Las Vegas, January 6, 2026 – While CES 2026 unleashes an avalanche of hardware announcements such as AMD’s Ryzen 7 9850X3D and Nvidia monitors with G-Sync Pulsar, a panel this Wednesday will focus on microtransactions: “Monetizing Gameplay: The Impact of Microtransactions.” Scheduled for 3:00 p.m., it will explore how in-game purchases are reshaping player experience and studio revenues.
Meanwhile, analysts anticipate a 2026 marked by more expensive microtransactions. Piers Harding-Rolls of Ampere Analysis forecasts inflation in cosmetics, bundles, and digital currencies, while the base price of AAA titles remains at $70.
“In-game purchases generate the majority of spending,” he warns, citing pressure from production and hardware costs. Microsoft already adjusted prices in 2025, raising Xbox Series consoles and Game Pass by $10, without increasing base game prices.
In a market projected to surpass $300 billion by 2026, the video game industry has undergone a radical transformation in its revenue models.
Far removed from the days when one-time game sales dominated, microtransactions and other forms of continuous monetization have become the primary profit engine for developers and publishers.

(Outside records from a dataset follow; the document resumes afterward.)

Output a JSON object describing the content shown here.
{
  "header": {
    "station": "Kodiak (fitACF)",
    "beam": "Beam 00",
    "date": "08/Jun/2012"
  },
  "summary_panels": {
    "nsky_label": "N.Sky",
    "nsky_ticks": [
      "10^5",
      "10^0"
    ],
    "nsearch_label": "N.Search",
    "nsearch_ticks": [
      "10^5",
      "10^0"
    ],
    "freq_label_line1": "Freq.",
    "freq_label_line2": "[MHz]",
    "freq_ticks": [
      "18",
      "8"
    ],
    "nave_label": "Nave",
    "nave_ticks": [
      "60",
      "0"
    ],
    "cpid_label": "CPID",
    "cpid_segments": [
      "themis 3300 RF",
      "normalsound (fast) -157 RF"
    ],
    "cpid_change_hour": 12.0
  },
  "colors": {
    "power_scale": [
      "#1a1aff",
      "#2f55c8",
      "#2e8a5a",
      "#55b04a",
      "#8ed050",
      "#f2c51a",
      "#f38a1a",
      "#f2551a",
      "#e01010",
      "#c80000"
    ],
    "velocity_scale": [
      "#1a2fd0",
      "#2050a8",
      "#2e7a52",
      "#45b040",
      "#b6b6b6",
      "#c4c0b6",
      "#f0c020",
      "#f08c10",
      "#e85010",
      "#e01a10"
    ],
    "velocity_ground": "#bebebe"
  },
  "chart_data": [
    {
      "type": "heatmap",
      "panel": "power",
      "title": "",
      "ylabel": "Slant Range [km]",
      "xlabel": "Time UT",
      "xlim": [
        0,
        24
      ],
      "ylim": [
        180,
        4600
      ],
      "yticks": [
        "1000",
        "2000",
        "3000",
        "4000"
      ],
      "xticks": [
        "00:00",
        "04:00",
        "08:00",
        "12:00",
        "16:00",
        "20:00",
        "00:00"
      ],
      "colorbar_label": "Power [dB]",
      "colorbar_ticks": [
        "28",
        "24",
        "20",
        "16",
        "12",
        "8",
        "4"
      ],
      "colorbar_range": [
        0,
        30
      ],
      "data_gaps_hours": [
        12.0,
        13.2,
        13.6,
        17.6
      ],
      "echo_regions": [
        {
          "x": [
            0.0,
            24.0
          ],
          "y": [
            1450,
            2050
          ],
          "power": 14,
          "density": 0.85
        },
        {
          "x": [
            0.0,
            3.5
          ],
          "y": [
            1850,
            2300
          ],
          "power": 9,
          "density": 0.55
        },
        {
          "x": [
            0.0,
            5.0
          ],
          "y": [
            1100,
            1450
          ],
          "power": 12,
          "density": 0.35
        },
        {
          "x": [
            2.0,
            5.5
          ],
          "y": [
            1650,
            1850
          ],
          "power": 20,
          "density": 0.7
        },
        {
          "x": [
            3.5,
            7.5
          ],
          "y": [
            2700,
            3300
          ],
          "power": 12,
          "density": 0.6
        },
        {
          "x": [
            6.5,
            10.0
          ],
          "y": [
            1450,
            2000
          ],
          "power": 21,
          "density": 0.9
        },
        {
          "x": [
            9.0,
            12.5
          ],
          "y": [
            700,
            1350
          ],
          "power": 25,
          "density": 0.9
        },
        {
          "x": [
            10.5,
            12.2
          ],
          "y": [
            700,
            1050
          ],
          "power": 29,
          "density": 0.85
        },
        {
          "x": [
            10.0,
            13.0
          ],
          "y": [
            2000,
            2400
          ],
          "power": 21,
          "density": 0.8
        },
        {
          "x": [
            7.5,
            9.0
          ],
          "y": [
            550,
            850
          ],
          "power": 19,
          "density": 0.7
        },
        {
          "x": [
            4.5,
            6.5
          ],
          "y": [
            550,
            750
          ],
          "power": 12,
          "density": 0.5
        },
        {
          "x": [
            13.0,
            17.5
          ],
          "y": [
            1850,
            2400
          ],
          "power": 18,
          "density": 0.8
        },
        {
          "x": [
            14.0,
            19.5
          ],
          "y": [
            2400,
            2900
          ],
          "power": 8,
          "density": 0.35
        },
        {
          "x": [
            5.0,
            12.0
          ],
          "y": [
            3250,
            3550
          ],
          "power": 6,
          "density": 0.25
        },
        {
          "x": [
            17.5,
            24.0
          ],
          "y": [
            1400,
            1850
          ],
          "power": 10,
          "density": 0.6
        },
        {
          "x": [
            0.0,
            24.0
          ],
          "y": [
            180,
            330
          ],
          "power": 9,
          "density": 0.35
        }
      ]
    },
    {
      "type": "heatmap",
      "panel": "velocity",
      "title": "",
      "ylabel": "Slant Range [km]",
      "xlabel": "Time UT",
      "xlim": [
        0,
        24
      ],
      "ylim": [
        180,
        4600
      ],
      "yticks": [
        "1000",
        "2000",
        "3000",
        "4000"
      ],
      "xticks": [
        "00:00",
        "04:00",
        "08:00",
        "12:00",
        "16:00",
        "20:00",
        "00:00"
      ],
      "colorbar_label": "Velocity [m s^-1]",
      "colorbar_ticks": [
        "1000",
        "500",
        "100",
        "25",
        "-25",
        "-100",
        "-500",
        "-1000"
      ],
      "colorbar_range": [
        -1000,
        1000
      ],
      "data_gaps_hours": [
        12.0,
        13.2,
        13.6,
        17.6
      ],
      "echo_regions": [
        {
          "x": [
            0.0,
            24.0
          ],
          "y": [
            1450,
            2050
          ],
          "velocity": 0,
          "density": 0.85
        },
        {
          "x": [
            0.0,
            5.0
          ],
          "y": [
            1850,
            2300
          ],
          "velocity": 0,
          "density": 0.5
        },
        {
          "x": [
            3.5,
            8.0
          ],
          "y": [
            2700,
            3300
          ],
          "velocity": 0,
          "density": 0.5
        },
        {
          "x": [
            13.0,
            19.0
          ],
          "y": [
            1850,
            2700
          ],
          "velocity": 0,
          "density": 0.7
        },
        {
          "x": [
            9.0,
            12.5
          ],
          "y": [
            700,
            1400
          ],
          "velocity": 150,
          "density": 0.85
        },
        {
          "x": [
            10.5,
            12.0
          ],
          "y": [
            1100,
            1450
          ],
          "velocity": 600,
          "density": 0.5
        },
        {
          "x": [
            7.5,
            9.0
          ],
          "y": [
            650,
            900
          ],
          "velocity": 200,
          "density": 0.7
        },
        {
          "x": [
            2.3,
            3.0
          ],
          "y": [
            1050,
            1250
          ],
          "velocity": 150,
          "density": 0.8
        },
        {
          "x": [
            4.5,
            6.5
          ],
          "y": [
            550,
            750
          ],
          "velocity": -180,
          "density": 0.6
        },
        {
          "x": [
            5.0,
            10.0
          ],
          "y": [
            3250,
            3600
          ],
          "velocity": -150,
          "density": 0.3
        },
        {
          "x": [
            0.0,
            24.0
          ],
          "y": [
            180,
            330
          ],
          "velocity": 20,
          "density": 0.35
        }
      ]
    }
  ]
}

What Are Microtransactions and How Do They Work?
Microtransactions are small in-game purchases ranging from cosmetics such as skins and emojis to functional upgrades like boosts or virtual currencies.
In free-to-play (F2P) models, players can download and play games at no cost, but pay for items that enhance gameplay or speed up progression.
According to recent data, mobile in-app purchases reached nearly $130 billion in 2025, representing almost half of the industry’s global revenue.
Other popular formats include loot boxes (randomized reward crates) and gacha systems, inspired by Asian games, where chance becomes an addictive factor for players.
In 2025, the global online microtransactions market was valued at $62 billion, with projections reaching $115 billion by 2034, at a compound annual growth rate of 7.11%.
This expansion is driven by the proliferation of mobile and live-service games, where constant updates keep users engaged.
From Purchases to Personalization
By 2026, trends point toward more sophisticated monetization. Battle passes, where players pay for a seasonal pass and complete challenges to earn rewards, encourage daily engagement without forcing aggressive purchases.
Subscriptions such as Xbox Game Pass or EA Play offer unlimited access to game libraries for a monthly fee, competing with cosmetic microtransactions that remain strong.
Data-driven personalization is another innovation: developers analyze play habits to offer “tailor-made” bundles, increasing both satisfaction and spending.
Additionally, rewarded ads allow players to watch videos in exchange for items, turning advertising into a potentially positive experience rather than an intrusive one.
Within the live-service ecosystem, games like Fortnite operate as ongoing platforms with events and updates (LiveOps), building communities that drive additional purchases.
Revenue vs. Ethics
For companies, these strategies ensure stable income: Electronic Arts generated nearly $4.4 billion in extra content sales in its most recent fiscal year.
However, criticism is widespread. Pay-to-win systems, where progress depends on spending, alienate non-paying players and encourage addictive behaviors.